He had always been a fan of the Boston Pops, but he never really dreamed of leading the orchestra. The conductor's job simply isn't one that becomes available often. Arthur Fielder was the Pops' conductor from 1930 until his death in 1979. He was followed by John Williams, whose announcement in the early 1990s that he would not return spurred the Pops to look for a young conductor who could appeal to younger audiences, Lockhart said.
So began a courtship with Lockhart, who was "fascinated" by the Pops' varied programs.
"I thought, gee, this looks like I can do great things here," he said. "It's constantly different."
Lockhart officially took over as conductor in 1995. The numbers dotting his biography speak to how long he's been at the helm. He's led the Pops on 32 national tours. He's made 66 television shows with them. He's conducted the Pops in more than 1,000 concerts. He's worked with a seemingly endless number of artists, including k.d. Lang, Celine Dion, Elvis Costello, Patti LaBelle, Natalie Cole, and Mel TormE.

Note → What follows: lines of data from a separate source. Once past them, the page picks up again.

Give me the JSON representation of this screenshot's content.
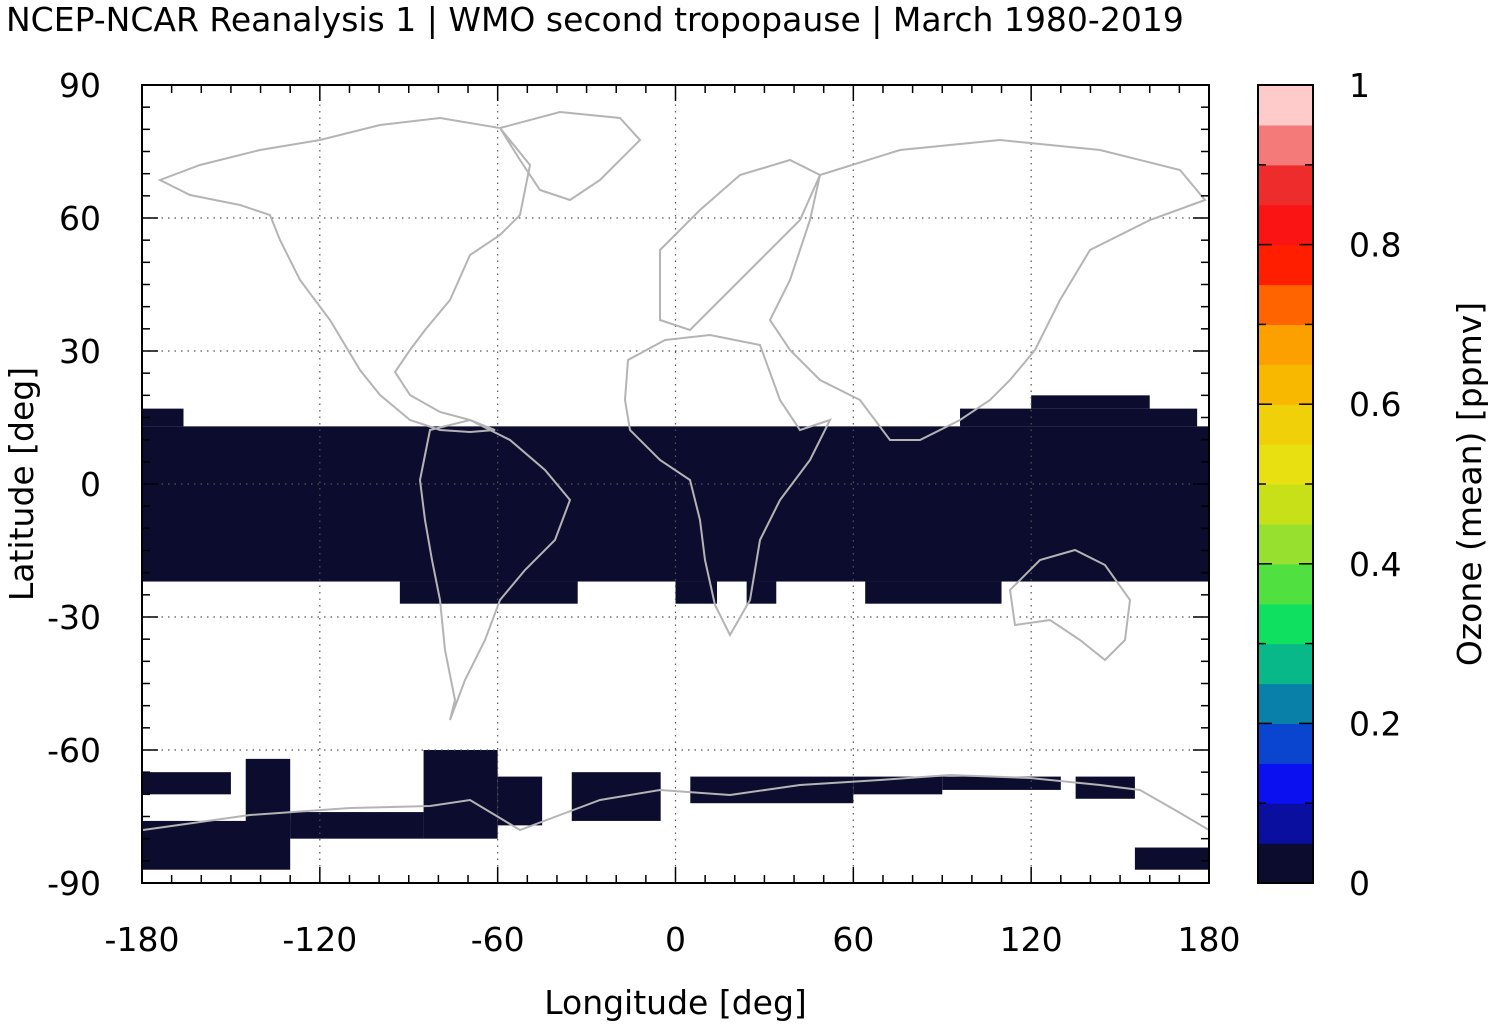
{
  "chart_data": {
    "type": "heatmap",
    "title": "NCEP-NCAR Reanalysis 1 | WMO second tropopause | March 1980-2019",
    "xlabel": "Longitude [deg]",
    "ylabel": "Latitude [deg]",
    "xlim": [
      -180,
      180
    ],
    "ylim": [
      -90,
      90
    ],
    "xticks": [
      -180,
      -120,
      -60,
      0,
      60,
      120,
      180
    ],
    "yticks": [
      90,
      60,
      30,
      0,
      -30,
      -60,
      -90
    ],
    "grid": true,
    "colorbar": {
      "label": "Ozone (mean) [ppmv]",
      "range": [
        0,
        1
      ],
      "ticks": [
        0,
        0.2,
        0.4,
        0.6,
        0.8,
        1
      ],
      "tick_labels": [
        "0",
        "0.2",
        "0.4",
        "0.6",
        "0.8",
        "1"
      ],
      "colors": [
        "#0c0c2e",
        "#0a0fa0",
        "#0a10f0",
        "#0a45d0",
        "#0880a8",
        "#08b888",
        "#10e060",
        "#50e040",
        "#98e030",
        "#c8e018",
        "#e8e010",
        "#f0d008",
        "#f8b800",
        "#fca000",
        "#ff6400",
        "#ff1e00",
        "#fa1414",
        "#ee2c2c",
        "#f47a7a",
        "#fecaca"
      ]
    },
    "cell_value_ppmv": 0.02,
    "cell_color": "#0c0c2e",
    "coastline_color": "#b4b4b4",
    "cells_description": "dark cells (approx. 0 ppmv) form a tropical band roughly 20S-15N and a band near 60-85S; white cells have no data",
    "regions": [
      {
        "lon": [
          -180,
          180
        ],
        "lat": [
          -22,
          13
        ]
      },
      {
        "lon": [
          -180,
          -166
        ],
        "lat": [
          13,
          17
        ]
      },
      {
        "lon": [
          96,
          176
        ],
        "lat": [
          13,
          17
        ]
      },
      {
        "lon": [
          120,
          160
        ],
        "lat": [
          17,
          20
        ]
      },
      {
        "lon": [
          -93,
          -33
        ],
        "lat": [
          -27,
          -22
        ]
      },
      {
        "lon": [
          0,
          14
        ],
        "lat": [
          -27,
          -22
        ]
      },
      {
        "lon": [
          24,
          34
        ],
        "lat": [
          -27,
          -22
        ]
      },
      {
        "lon": [
          64,
          110
        ],
        "lat": [
          -27,
          -22
        ]
      },
      {
        "lon": [
          -180,
          -150
        ],
        "lat": [
          -70,
          -65
        ]
      },
      {
        "lon": [
          -145,
          -130
        ],
        "lat": [
          -80,
          -62
        ]
      },
      {
        "lon": [
          -180,
          -130
        ],
        "lat": [
          -87,
          -76
        ]
      },
      {
        "lon": [
          -130,
          -85
        ],
        "lat": [
          -80,
          -74
        ]
      },
      {
        "lon": [
          -85,
          -60
        ],
        "lat": [
          -80,
          -60
        ]
      },
      {
        "lon": [
          -60,
          -45
        ],
        "lat": [
          -77,
          -66
        ]
      },
      {
        "lon": [
          -35,
          -5
        ],
        "lat": [
          -76,
          -65
        ]
      },
      {
        "lon": [
          5,
          60
        ],
        "lat": [
          -72,
          -66
        ]
      },
      {
        "lon": [
          60,
          90
        ],
        "lat": [
          -70,
          -66
        ]
      },
      {
        "lon": [
          90,
          130
        ],
        "lat": [
          -69,
          -66
        ]
      },
      {
        "lon": [
          135,
          155
        ],
        "lat": [
          -71,
          -66
        ]
      },
      {
        "lon": [
          155,
          180
        ],
        "lat": [
          -87,
          -82
        ]
      }
    ]
  }
}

Somehow, Lockhart still has time for a second career. He serves as the music director of the Utah Symphony, an arrangement he said he's able to pull off by flying a lot.
With the Utah Symphony, he is able to immerse himself in the more classical side of orchestra music.
"I do the more serious side of the music," he said.
Being involved in both symphonies is ideal because each lets him explore a different interest and in turn invigorates him for the other, he said.
Lockhart took a break from traveling for Thanksgiving, spending the holiday in Boston and gearing up for the Pops' holiday tour. Proctors has become an annual stop, and Lockhart said he always enjoys performing in Schenectady.
"It's a great family show," he said. "We have such a wide range of audiences. There are 4-year-olds with their grandparents and everyone in between."